How do CEOs visualize and describe the direction they believe their companies need to take in a way that captures their thoughts and communicates them for their subordinate leaders to reference and ensure understanding? The days of CEOs verbalizing a strategic direction and expecting their teams to turn that into action without their involvement are long gone. The world just changes too fast.

Not only does the dynamic nature of the business world change how companies must communicate, but so does how we work. Leaders cannot always walk down the hallway and bounce an idea off their teammates. Companies often function in a world of decentralized work environments with employees connected digitally through apps. In the dynamic world of rapid changes and decentralized work, how we engage with one another is changing as well and is more important than ever before.

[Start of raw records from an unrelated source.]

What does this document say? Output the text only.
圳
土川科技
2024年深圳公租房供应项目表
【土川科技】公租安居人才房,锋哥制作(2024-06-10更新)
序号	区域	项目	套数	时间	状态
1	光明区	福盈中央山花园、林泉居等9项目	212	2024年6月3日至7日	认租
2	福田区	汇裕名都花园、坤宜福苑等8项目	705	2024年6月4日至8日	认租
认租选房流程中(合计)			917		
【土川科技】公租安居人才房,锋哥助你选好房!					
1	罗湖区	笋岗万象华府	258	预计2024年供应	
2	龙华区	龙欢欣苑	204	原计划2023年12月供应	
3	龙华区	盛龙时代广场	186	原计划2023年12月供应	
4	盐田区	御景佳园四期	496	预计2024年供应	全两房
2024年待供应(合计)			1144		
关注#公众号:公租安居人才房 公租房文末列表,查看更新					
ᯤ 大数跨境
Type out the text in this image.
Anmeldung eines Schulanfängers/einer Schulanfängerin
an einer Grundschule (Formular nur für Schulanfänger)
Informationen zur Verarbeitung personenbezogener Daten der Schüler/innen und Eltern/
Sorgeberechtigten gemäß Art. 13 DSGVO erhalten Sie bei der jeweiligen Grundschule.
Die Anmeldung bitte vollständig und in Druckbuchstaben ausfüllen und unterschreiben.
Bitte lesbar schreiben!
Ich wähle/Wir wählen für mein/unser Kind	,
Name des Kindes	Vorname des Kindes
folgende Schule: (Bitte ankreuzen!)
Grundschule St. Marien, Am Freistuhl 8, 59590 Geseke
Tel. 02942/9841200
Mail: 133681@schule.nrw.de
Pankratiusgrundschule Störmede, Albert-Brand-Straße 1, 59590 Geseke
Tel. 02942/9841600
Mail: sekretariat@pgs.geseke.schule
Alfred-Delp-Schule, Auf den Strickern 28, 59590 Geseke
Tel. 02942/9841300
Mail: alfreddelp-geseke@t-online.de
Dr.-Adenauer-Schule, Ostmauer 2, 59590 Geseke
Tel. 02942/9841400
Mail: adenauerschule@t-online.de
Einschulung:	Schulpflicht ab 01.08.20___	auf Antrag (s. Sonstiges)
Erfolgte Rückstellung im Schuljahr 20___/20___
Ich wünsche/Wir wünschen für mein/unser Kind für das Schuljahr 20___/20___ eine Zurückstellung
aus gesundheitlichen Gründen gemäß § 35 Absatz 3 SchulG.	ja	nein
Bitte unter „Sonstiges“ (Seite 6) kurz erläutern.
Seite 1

Next-generation talent appreciates an effective communicator. Specifically, they want leaders who are open with their communication. Open communication does not merely mean being available for a conversation whenever desired. Keeping the “door open” does not make someone an effective communicator.

In its truest form, effective communication is the ability to deliver the good and the bad in real-time. All generations want performance feedback. And they want it in a timely manner. Being open with both praise and constructive criticism is a skill that young employees look for in a strong leader.

  • Effective Communicator is the third most essential trait Millennials look for in a manager (from “The Global Shapers Survey”).
  • Employees whose managers hold regular meetings with them are almost three times as likely to be engaged as employees whose managers do not hold regular meetings with them (from Gallup’s “Employees Want a Lot More from Their Managers”).
  • Being able to communicate expectations clearly was the third most important quality in a manager according to 20- to 30-year-olds (from Qualtrics and Accel Partners Survey).

Communicating with clarity on what you intend, the purpose behind your ideas, and how it all comes together is never more important than now. You must provide this clarity through a framework that connects visualization with action.

This framework requires a level of engagement in the 21st century that is unlike what CEOs may have learned in MBA programs or by watching their bosses over their years of growth. It requires leaders in organizations to understand what is in the minds of their CEOs, their intentions, and how they are framing their visualization in their minds. What’s more, the face of engaged leadership has changed and requires leaders to take deliberate action to communicate their intentions throughout the depth of their organization.

One of the principal reasons that middle managers are struggling is because they lack the experience or holistic vision to truly understand how their CEOs expect a strategy to come together in the end. Commander’s Intent is the solution for this.

By communicating their intent, CEOs align their organizations by conveying how they see the situation and the implementation of a new initiative. This visualization and description provide a framework, not a script. Some CEOs hesitate to offer this necessary clarity because they do not want to stifle initiative by telling their team how to execute their guidance.

Only CEOs can visualize an initiative from beginning to end because of their holistic knowledge of broad-reaching goals, resources, time, and desired impact. By developing an approach that connects their visions to the organization, CEOs help others see why the critical pieces must connect in a unique and nuanced way to achieve results, and ensure unity of purpose.

This broad approach enables decentralized decision-making and disciplined initiative by allowing the team to know what is inside the mind of the CEO and reducing organizational uncertainty. It enables the team to rapidly make decisions that are best for the organization when the unexpected occurs. It allows highly intelligent junior leaders to apply judgment without having to ask for permission from their bosses.

This approach goes beyond just a vision statement. It communicates a framework that describes conditions necessary for success, broad actions, and mechanisms to gain the advantage. It builds and sustains momentum and major focus areas.